Allí se encontraba Juan, analfabeta del amor y de la vida, ya entrando en los 22 y no sabía nada de la vida. Jamás se había preguntado por el amor o el deseo, por tener a una mujer y conocer ese amor que yacía oculto en él, quizás olvidado en su lucha por sobrevivir.

De todas sus habituales pasajeras, sólo con una se sentía cómodo y atraído. Ella se llamaba Afrodita, como la diosa griega del amor. Era una mujer espectacular, que causaba una extraña conmoción en él. Cuando ella abordaba el taxi, Juan sentía correr por su cuerpo extraños movimientos telúricos que sacudían su cuerpo como espasmos, que con una frecuencia inusitada lo asaltaban una y otra vez.

Una noche del invierno más feroz que haya sacudido al pueblo, Juan debía recoger a Afrodita a la misma hora habitual de siempre.
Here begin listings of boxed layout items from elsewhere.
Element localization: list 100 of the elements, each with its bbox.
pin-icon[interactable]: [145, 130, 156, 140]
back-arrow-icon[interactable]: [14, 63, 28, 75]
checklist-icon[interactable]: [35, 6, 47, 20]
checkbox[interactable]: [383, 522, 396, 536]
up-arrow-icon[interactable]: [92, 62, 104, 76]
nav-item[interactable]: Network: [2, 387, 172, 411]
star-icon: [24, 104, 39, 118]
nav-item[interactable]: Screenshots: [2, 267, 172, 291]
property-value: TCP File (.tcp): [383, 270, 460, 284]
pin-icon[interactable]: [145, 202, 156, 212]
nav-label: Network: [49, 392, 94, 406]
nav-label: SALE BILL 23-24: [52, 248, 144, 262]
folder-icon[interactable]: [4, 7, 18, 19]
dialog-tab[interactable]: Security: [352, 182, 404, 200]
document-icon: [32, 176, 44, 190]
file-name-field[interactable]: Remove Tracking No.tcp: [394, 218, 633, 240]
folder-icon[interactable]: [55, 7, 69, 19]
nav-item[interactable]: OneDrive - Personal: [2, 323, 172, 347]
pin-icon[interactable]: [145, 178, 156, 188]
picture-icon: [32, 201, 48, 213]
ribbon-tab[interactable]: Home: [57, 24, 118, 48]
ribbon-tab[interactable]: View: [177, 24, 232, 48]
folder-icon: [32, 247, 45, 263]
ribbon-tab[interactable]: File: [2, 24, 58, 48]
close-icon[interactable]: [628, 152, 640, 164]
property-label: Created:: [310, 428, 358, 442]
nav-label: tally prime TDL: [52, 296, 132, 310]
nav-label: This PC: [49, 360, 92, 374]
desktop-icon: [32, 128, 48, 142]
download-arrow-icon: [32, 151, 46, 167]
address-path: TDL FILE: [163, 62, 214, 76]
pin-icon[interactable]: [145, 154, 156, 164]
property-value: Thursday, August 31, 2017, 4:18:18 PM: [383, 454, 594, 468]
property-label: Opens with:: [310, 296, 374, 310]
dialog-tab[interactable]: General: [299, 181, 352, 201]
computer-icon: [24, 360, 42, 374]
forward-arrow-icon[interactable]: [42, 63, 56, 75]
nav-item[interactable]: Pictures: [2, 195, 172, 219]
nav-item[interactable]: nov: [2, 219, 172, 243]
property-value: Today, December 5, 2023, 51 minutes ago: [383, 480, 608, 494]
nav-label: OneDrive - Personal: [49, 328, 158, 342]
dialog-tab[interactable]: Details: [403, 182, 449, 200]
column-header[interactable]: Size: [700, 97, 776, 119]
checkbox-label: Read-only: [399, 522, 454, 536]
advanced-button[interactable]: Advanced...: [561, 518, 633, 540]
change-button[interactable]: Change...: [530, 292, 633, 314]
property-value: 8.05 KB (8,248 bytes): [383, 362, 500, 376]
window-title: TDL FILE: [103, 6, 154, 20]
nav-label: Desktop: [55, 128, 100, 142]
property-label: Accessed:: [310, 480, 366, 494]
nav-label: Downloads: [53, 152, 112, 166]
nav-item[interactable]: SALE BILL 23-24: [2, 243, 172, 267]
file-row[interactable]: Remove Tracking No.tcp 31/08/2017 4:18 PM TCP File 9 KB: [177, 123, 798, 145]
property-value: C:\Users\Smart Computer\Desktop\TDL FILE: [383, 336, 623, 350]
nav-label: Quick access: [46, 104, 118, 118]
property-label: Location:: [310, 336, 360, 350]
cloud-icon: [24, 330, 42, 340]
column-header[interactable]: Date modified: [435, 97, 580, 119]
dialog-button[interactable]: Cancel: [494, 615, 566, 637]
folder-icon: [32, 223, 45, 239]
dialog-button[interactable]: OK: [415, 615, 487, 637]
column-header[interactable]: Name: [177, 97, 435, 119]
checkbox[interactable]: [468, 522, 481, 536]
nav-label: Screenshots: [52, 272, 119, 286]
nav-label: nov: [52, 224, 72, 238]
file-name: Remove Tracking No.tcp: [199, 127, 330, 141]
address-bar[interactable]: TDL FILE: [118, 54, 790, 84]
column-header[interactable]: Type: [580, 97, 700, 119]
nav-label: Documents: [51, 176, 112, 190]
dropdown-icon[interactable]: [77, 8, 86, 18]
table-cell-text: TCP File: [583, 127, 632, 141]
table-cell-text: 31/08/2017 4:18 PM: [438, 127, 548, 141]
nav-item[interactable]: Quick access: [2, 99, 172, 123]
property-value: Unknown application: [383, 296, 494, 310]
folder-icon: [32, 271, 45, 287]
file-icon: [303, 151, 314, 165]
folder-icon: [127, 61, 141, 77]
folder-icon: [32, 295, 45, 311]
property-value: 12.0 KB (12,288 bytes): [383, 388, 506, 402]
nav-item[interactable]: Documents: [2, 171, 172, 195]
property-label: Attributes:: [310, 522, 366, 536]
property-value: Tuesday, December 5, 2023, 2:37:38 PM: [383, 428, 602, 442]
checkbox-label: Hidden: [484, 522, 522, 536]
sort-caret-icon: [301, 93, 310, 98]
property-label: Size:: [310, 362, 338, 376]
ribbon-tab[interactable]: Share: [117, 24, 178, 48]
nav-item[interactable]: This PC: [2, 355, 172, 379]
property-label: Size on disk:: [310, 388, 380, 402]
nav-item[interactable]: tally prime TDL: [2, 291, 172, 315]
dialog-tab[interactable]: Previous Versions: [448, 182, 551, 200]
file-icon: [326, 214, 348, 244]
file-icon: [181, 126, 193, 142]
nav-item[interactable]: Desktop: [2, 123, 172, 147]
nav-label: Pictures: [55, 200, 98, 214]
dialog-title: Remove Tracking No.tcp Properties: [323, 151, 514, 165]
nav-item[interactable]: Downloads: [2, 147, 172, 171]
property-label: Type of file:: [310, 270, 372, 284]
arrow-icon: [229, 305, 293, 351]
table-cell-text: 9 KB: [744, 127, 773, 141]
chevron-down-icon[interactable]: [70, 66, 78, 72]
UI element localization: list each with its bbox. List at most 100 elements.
Ella llegó cansada y con la mirada acompañada de una profunda tristeza. Juan, se disponía a tomar la ruta que le llevaba a la casa de ella, cuando ella lo detuvo, y tomándolo por el brazo le expreso:

–    Hoy no quiero ir casa, necesito charlar un poco con alguien- dijo con profunda melancolía.
–    Es tarde ya- dijo sorprendido Juan
–    Bueno, entonces me iré caminando- dijo ella
–    No es preciso- dijo Juan, ya alterado con las mismas explosiones telúricas de antes.

Ella, lo miró con una mirada de ternura que lo conmovió, jamás había visto una mirada así. Volvió a sentir esas sensaciones que sacudían su cuerpo, cada vez que la tenía cerca.
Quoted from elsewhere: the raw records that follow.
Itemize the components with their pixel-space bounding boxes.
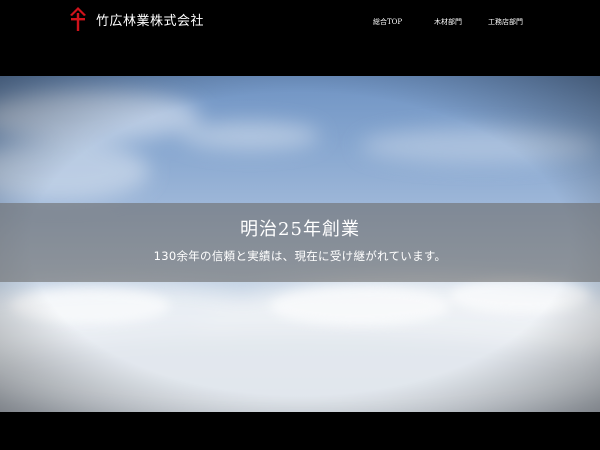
nav-item-lumber[interactable]: 木材部門 (434, 17, 462, 27)
nav-item-top[interactable]: 総合TOP (373, 17, 402, 27)
bottom-bar (0, 412, 600, 450)
nav-item-builder[interactable]: 工務店部門 (488, 17, 523, 27)
main-nav: 総合TOP 木材部門 工務店部門 (0, 17, 600, 31)
hero-caption-band: 明治25年創業 130余年の信頼と実績は、現在に受け継がれています。 (0, 203, 600, 282)
hero-subline: 130余年の信頼と実績は、現在に受け継がれています。 (153, 249, 447, 263)
hero-headline: 明治25年創業 (240, 219, 360, 240)
page: 竹広林業株式会社 総合TOP 木材部門 工務店部門 明治25年創業 130余年の… (0, 0, 600, 450)
header: 竹広林業株式会社 総合TOP 木材部門 工務店部門 (0, 0, 600, 76)
hero-banner: 明治25年創業 130余年の信頼と実績は、現在に受け継がれています。 (0, 76, 600, 412)
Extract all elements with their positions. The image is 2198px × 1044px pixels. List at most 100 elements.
El estaba demasiado nervioso para articular palabra alguna. Ella, que con su experiencia de mujer, ya conocía muy bien estos síntomas, lo atrajo hacia sí, y con un beso largo y tierno lo estremeció, dejándolo sorprendido, pero a la vez maravillado de lo que había sentido.

Lo subió a los cielos en el primer día. Ella era especial y él lo sabía.

Entusiasmado, y envalentonado por esta repentina y genuina acción, él le contó todo sobre su analfabetismo, le contó lo que le había hecho a dos prostitutas que se burlaron de él, cuando no supo leer los avisos viales que señalaban la ruta a seguir. Las había golpeado y asfixiado, llenando sus gargantas con la masa con que preparaba los pasteles.

Después, desprendiendo los viejos trozos de periódico que guardaba desde niño, iba pegándolos en sus cuerpos, como un siniestro collage que trataba de darle significado a su ignorancia. Ahora los caracteres en esos cuerpos, empezaban a cobrar vida y a justificar su existencia. Ahora el lenguaje era claro.

Ella lo miró con una mirada comprensiva y llenar de amor, tomándole la cara entre sus manos, le dijo
–   No te juzgo, acabo de matar al hombre que dañó mi vida- exclamó en medio de una risa tipo Mona Lisa
.
Ahora ella lo había subido al cielo y bajado al infierno en un solo día.